Esto nunca habría sucedido sin la colaboración de políticos y gerentes y, aunque sea indirectamente, los trabajadores y sindicatos alemanes, que durante décadas han podido vivir mejor de lo que merecían gracias a la productividad y beneficios proporcionados por terceros
Recientemente el Grupo VAG llegó a un acuerdo a cara de perro con los sindicatos para eliminar 45.000 empleos… de aquí a 2030. En China, sin embargo, hace algunas semanas, una de sus marcas de automóviles rescindió miles de empleos de un día para otro sin que los trabajadores tuvieran noticia. Simplemente, cuando los empleados llegaron al trabajo no pudieron acceder a las instalaciones de la empresa. No recibieron ninguna indemnización. Ni siquiera el preaviso. Esto es lo habitual en la China comunista. El mundo al revés.
En contraste, el fabricante alemán Porsche rescindió recientemente los empleos de algunos concesionarios que no eran rentables. Avisó con antelación a los trabajadores afectados y les abonó una generosa indemnización en función del tiempo que llevaran trabajando para la empresa. Curiosamente, el comportamiento de Porsche no sólo no fue valorado positivamente, sino que el gobierno chino usó influencers de redes sociales y medios de información para agitar una campaña contra la compañía alemana, aduciendo que su comportamiento era una trampa con la que el capitalismo occidental trataba de desestabilizar a las marcas chinas.
Otro caso reciente que enfatiza lo desnivelado del terreno de juego es el de BYD en Méjico. Unas personas entraron por error en las instalaciones de una obra que la compañía china estaba ejecutando y lo que vieron allí les dejó estupefactos. Se encontraron con decenas de obreros chinos durmiendo en el suelo, en un entorno insalubre. Al parecer, la compañía china los tenía trabajando en régimen de semi esclavitud. La noticia corrió como la pólvora y BYD tuvo que anunciar públicamente que los realojaría en un hotel. Pero no pudo evitar las acusaciones de trato de personas.
Parece evidente que China no ha jugado limpio, ni piensa hacerlo en el futuro. De hecho, la posibilidad de que las marcas chinas, para evitar los aranceles, fabriquen en Europa, también tendrá su letra pequeña. Pues el Partido Comunista chino, al contrario de lo que sucedió en su día con el establecimiento de los fabricantes occidentales en China, no quiere que se produzca ninguna transferencia tecnológica: sólo consentirá el establecimiento en Europa de factorías si se limitan al ensamblaje.
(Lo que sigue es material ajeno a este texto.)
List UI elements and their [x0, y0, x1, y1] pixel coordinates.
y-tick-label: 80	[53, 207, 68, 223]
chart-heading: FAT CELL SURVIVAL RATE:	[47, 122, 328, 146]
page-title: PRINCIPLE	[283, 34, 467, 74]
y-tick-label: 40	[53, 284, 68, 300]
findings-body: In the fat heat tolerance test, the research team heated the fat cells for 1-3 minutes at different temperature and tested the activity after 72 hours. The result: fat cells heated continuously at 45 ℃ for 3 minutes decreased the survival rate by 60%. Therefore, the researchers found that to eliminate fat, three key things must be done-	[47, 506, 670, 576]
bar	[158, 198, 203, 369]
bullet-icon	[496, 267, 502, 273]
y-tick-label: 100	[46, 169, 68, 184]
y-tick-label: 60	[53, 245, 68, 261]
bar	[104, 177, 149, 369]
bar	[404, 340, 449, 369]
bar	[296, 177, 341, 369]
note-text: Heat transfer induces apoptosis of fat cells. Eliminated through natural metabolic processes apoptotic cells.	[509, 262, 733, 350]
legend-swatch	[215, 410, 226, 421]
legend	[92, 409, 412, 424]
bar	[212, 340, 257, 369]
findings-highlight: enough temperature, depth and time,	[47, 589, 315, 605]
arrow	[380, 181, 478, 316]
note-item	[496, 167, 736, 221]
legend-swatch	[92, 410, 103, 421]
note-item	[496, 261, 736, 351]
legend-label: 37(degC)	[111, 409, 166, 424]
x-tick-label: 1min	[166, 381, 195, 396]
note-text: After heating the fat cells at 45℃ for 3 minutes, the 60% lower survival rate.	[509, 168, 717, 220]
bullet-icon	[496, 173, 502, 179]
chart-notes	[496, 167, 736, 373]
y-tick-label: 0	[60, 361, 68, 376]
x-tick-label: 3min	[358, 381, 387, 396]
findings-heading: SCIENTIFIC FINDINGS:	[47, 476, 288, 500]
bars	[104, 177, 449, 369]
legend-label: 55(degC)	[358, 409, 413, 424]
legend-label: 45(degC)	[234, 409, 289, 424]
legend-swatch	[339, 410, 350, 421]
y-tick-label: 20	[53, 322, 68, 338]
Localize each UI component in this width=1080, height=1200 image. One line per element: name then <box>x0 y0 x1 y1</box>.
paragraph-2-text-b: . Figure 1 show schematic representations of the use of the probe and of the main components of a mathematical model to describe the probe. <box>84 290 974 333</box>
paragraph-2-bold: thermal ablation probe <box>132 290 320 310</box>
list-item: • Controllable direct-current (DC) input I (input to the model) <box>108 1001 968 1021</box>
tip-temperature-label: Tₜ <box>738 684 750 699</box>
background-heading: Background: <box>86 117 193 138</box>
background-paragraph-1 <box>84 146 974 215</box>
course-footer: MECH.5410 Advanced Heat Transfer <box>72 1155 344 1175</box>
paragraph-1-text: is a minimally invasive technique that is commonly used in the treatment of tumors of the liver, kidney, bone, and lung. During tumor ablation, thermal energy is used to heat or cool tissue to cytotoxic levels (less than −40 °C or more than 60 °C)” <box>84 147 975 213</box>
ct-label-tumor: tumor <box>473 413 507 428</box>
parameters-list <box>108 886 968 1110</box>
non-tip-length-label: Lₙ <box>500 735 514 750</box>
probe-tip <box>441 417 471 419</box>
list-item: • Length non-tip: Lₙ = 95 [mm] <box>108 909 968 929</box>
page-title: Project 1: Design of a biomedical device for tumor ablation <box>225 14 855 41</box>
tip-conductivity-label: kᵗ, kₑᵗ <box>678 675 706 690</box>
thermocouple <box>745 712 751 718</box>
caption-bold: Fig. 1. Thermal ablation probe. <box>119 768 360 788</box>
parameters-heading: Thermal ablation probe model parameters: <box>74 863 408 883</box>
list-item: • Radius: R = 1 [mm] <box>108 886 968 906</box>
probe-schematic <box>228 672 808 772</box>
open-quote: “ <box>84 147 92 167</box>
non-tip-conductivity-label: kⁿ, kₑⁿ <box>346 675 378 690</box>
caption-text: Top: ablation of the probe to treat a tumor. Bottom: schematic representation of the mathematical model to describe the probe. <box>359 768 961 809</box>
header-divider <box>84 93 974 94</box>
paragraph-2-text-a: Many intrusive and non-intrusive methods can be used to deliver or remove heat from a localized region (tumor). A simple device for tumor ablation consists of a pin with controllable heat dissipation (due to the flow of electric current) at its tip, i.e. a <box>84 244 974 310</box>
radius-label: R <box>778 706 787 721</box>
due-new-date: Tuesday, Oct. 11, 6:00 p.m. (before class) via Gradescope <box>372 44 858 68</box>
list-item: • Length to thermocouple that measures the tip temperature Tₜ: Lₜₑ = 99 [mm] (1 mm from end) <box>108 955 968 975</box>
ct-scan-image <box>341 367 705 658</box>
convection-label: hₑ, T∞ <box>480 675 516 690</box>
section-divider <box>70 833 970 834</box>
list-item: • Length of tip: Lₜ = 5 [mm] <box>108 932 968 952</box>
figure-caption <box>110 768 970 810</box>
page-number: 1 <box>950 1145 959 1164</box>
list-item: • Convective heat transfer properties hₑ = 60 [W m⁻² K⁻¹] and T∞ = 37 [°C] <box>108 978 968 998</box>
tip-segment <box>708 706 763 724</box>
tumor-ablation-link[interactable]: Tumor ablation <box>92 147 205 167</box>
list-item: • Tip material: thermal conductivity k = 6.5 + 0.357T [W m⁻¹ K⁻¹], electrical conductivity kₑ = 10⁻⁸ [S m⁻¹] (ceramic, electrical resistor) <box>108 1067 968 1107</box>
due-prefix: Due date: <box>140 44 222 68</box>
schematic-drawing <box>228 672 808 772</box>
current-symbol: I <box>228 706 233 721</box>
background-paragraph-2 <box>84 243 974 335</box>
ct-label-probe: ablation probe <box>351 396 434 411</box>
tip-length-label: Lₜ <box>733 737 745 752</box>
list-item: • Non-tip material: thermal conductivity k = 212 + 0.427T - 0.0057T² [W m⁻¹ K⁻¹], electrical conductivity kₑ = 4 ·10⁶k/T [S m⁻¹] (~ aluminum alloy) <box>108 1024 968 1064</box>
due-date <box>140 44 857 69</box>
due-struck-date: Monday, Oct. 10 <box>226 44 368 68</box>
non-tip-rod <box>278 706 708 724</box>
Es evidente que el masivo intervencionismo chino en la industria del automóvil eléctrico la ha convertido en una seria amenaza para la supervivencia de la industria alemana. Pero esto nunca habría sucedido sin la colaboración de políticos y gerentes y, aunque sea indirectamente, de los trabajadores y sindicatos alemanes, que durante décadas han podido vivir mejor de lo que merecían gracias a la productividad y los beneficios generados por terceros.
Con todo, igual que ha sucedido con el crac inmobiliario chino, la intervención masiva del Partido Comunista ha provocado un exceso de capacidad productiva que más pronto que tarde tendrá que ajustarse. Pero para entonces, quién sabe si la industria del automóvil alemana y europea será apenas un vestigio del pasado. Y también quién sabe si los coches eléctricos chinos, que hoy son artificialmente baratos, dejarán de serlo cuando dominen el mercado, que es lo más probable.
Quizá, en unos años, lo que a algunos les parecen ventajas para los consumidores, pasarán a ser serias desventajas y abusos de la posición dominante de unas pocas marcas. Todos estos pronósticos quedan, claro está, a expensas de que el proteccionismo, que ya asoma con fuerza en Europa, Estados Unidos y Japón, no provoque daños mucho mayores. Y todos nos empobrezcamos en una medida que a día de hoy ni siquiera imaginamos. Porque la reacción proteccionista intempestiva y a destiempo ante la coronación del largo y sinuoso plan de China encaja demasiado bien con ese viejo refrán castellano que dice que la mula vaga es la que más arreones pega.